Il mercato delle idee e il toro dalle sette corna

Il «libero mercato delle idee» si segue fondato in un attraente concetto del neoliberalismo, coniato negli anni 20 del secolo scorso dal giudice statunitense Oliver Wendell Holmes

Rolando Pérez Betancourt

Il «libero mercato delle idee» si segue fondato in un attraente concetto del neoliberalismo, coniato negli anni 20 del secolo scorso dal giudice statunitense Oliver Wendell Holmes, che disse: «Il miglior criterio della verità è il potere del pensiero di farsi accettare nella concorrenza del mercato».

La ricetta è stata rielaborata partendo dalle interpretazioni liberissime su scritti appartenenti tra gli altri a John Milton e John Stuart Mill, e parte del polemico principio emanato dell’economia classica inglese, che assicura che la libera concorrenza regola i mercati.

Ma le idee in dibattito possono venir regolate in funzione di derimere cosa vale di più su quello che vale meno?

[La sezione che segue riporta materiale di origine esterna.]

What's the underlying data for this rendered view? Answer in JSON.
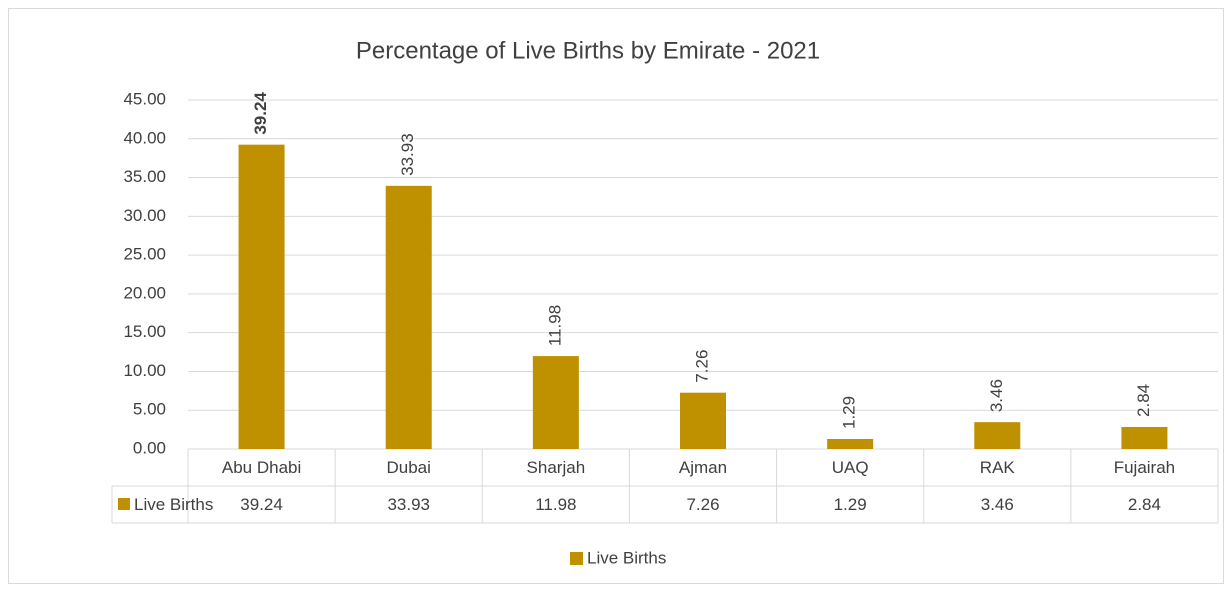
{
  "chart_data": {
    "type": "bar",
    "title": "Percentage of Live Births by Emirate - 2021",
    "categories": [
      "Abu Dhabi",
      "Dubai",
      "Sharjah",
      "Ajman",
      "UAQ",
      "RAK",
      "Fujairah"
    ],
    "series": [
      {
        "name": "Live Births",
        "color": "#bf9000",
        "values": [
          39.24,
          33.93,
          11.98,
          7.26,
          1.29,
          3.46,
          2.84
        ]
      }
    ],
    "ylim": [
      0,
      45
    ],
    "yticks": [
      {
        "value": 0,
        "label": "0.00"
      },
      {
        "value": 5,
        "label": "5.00"
      },
      {
        "value": 10,
        "label": "10.00"
      },
      {
        "value": 15,
        "label": "15.00"
      },
      {
        "value": 20,
        "label": "20.00"
      },
      {
        "value": 25,
        "label": "25.00"
      },
      {
        "value": 30,
        "label": "30.00"
      },
      {
        "value": 35,
        "label": "35.00"
      },
      {
        "value": 40,
        "label": "40.00"
      },
      {
        "value": 45,
        "label": "45.00"
      }
    ],
    "grid": true,
    "legend": "bottom"
  }
}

Il poeta e saggista John Milton ebbe il tempo nel mezzo della scrittura della sua grande opera, Il paradiso perduto, d’assicurare la convenienza di dare libero corso a «tutti i criteri», perché la verità s’imponeva sempre sulle falsità, grazie alla lucidità delle migliori opinioni, che s’incaricherebbero da sole di porre le cose al loro posto.

Il libero mercato delle idee fu adottato, in teoria, dalle libertà di stampa e dalle espressioni promulgate dai quotidiani nelle mani degli interessi politici ed economici, molto personali, che facevano loro il concetto senza garantire un dibattito pubblico equanime e imparziale, oltre a chiudere le possibilità di partecipazione a molti che restavano con le mani alzate o erano esclusi per temi meramente classisti o discriminatori nei sensi più diversi.

Anche se con il trascorrere degli anni, gli abiti del dogma cercarono di coprire quelli rotti del «libero mercato delle idee», i tempi attuali sono sepolcrali per quello che li celebra, un modello che assicura – ricordiamolo – che una politica del «lascia fare» porterà per il mero gioco di concorrenza dell’idee a un risultato vantaggioso per tutti, già che al finale prevarranno pensieri più giusti e meglio ragionati

Veramente?

Come ha segnalato il saggista francese Charles Girard, riferendosi alla deliberazione delle masse nel mercato delle idee: «una comunicazione non regolata ha poche opportunità di promuovere le opinioni più informate, giustificate o valide.

Al contrario, è frequente che le voci minoritarie siano affogate, che credenze o argomenti siano soppressi, che le opinioni evoluzionino meccanicamente per un effetto trascinante, nel senso dell’opinione, dominate o anche che dati falsi o giustificazioni bugiarde si propaghino per non essere state contestate o impugnate.

Potendo sommarsi alle reti sociali e vedere le campagne propagandistiche di disprezzo imperante contro la Rivoluzione Cubana (sostenute in maggioranza dal dollaro sonante) e il tran tran delle menzogne e delle manipolazioni spiaccicate da coloro che più che pensare latrano contro qualsiasi argomento intelligente impegnato nel porre «le cose al loro posto»,e dando uno sguardo a quello che è divenuto l’allora lodato «mercato delle idee», è davvero possibile che il giudice Wendell Colmes riconsideri il testo promozionale scritto da lui; John Stuart Mill aggrega un paio di paragrafi al suo noto saggio sulla Libertà (del 1859), e il grande Milton, che non si stancò mai screditare il diavolo nella sua poesia, incontra la possibilità metafonica di portarlo a colazione per tornare a crivellarlo.

Come succede con il mercato economico, dal quale prende la sua analogia, il mercato delle idee non spiega «le magie» dell’ auto aggiustamento che permettono alla libera circolazione delle opinioni d’ottenere da sole ( prima e adesso anche meno) i risultati che propugna.

Allora?

Si dovrebbe essere d’accordo con Charles Girard quando afferma che non basta riconoscere ad ognuno il diritto uguale d’esprimersi liberamente elevando la voce o aprendo un blog, perché ognuno si trovi in uguaglianza con gli altri nel dibattito pubblico.

Si deve considerare, opina il saggista – il ruolo assegnato alla stampa di instaurare una deliberazione in comune, perché il ruolo dei media non può assolutamente essere passivo e restare semplicemente nel tolto e riportato diritto individuale alla libertà d’espressione che, come si sa –e questo lo diciamo noi- può diventare un toro dalle sette corna, con una aperta come un fiore al migliore offerente.